The new policy will only affect those who are still using the unlimited data plan and even still, only the top 5 percent of those users will be subjected to the throttle. Throttling is when the speed of a device is lowered to keep it from consuming more data which would lower the bandwidth AT&T has to supply to its customers. There is no word on what the throttle will be set at, but it most likely will be based on varying limits set month-to-month.
AT&T is just the latest of many other wireless carriers who have started to throttle the allowance of unlimited internet access, which is currently an issue in the industry, and a sign that the all-you-can-eat data era is coming to an end soon.
AT&T and T-Mobile are just some of the big name companies that have initiated throttling after years of offering an unlimited data plan. Verizon recently followed AT&T in switching over to a tiered data plan, while Sprint is one of the last networks to offer a truly unlimited data plan, but they have acknowledged that eventually their bandwidth demands will become too large to contain.
While AT&T claims the move will only affect a small minority of its customers in order to bring about higher quality for the rest of their users; many of the customers who are currently used to their unlimited data plan however, might not be too happy about the move. AT&T said in a recent statement that “These customers on average use 12 times more data than the average of all other smartphone data customers.”
AT&T has said they will issue several notices and a grace period for the high data users before throttling them and will restore their speeds at the next billing cycle.

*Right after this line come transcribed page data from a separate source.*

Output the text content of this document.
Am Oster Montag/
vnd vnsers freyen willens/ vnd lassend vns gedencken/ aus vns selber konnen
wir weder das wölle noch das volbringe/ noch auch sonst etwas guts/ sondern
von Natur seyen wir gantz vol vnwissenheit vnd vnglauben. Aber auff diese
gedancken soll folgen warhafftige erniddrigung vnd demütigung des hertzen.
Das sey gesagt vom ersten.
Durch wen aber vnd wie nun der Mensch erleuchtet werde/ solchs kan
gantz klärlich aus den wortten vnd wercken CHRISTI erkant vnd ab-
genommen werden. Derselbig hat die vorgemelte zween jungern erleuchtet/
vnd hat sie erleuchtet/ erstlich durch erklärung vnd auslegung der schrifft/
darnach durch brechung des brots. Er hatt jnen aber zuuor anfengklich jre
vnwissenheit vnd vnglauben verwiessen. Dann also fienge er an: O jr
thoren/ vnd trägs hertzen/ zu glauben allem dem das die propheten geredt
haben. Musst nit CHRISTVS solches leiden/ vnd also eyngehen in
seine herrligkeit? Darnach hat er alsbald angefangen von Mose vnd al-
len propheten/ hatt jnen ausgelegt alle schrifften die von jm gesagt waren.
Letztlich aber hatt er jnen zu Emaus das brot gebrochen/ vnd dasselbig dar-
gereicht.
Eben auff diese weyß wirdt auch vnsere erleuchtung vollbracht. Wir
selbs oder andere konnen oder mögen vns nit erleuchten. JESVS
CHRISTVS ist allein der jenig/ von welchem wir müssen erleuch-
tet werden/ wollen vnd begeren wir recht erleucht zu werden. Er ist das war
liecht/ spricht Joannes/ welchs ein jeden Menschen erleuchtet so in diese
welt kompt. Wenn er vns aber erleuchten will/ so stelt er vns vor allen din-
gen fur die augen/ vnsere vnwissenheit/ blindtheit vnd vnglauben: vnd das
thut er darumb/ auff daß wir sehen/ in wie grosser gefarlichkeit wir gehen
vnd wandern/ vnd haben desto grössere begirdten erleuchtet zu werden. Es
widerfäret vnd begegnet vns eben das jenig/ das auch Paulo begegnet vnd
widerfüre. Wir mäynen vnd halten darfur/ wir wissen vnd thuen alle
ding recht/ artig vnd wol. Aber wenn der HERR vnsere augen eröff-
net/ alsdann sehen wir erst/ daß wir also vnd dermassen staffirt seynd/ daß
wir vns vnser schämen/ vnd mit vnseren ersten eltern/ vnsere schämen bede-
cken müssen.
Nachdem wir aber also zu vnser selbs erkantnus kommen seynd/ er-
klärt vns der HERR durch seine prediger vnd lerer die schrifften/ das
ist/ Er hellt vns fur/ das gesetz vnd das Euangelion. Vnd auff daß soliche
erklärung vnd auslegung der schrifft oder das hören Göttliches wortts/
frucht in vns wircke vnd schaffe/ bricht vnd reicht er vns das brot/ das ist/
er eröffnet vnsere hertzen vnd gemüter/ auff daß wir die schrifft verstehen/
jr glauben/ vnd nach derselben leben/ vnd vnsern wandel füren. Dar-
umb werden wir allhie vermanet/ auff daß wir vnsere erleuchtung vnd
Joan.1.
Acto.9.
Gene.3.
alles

All of this has been planned to take affect just before the coming release of the new iPhone 5.
We have seen AT&T’s attempt to fix this problem last year when they moved to a tiered pricing structure, which capped users at 2 gigabytes of data per month, but customers who had an existing unlimited data plan offering kept their plans, meaning AT&T still had a base of heavy users to contend with.
The actions are largely in part of the growing number of customers who use their iPhones and how the bandwidth-intense device clogged up the network which resulted in poor service, particularly in major metropolitan areas such as New York and San Francisco.
With the new addition of the Android phones in the AT&T line-up, the explosive growth in data usage has caused AT&T to develop a way to deal with the quality of service and gives reasoning behind the recent purchase of T-Mobile.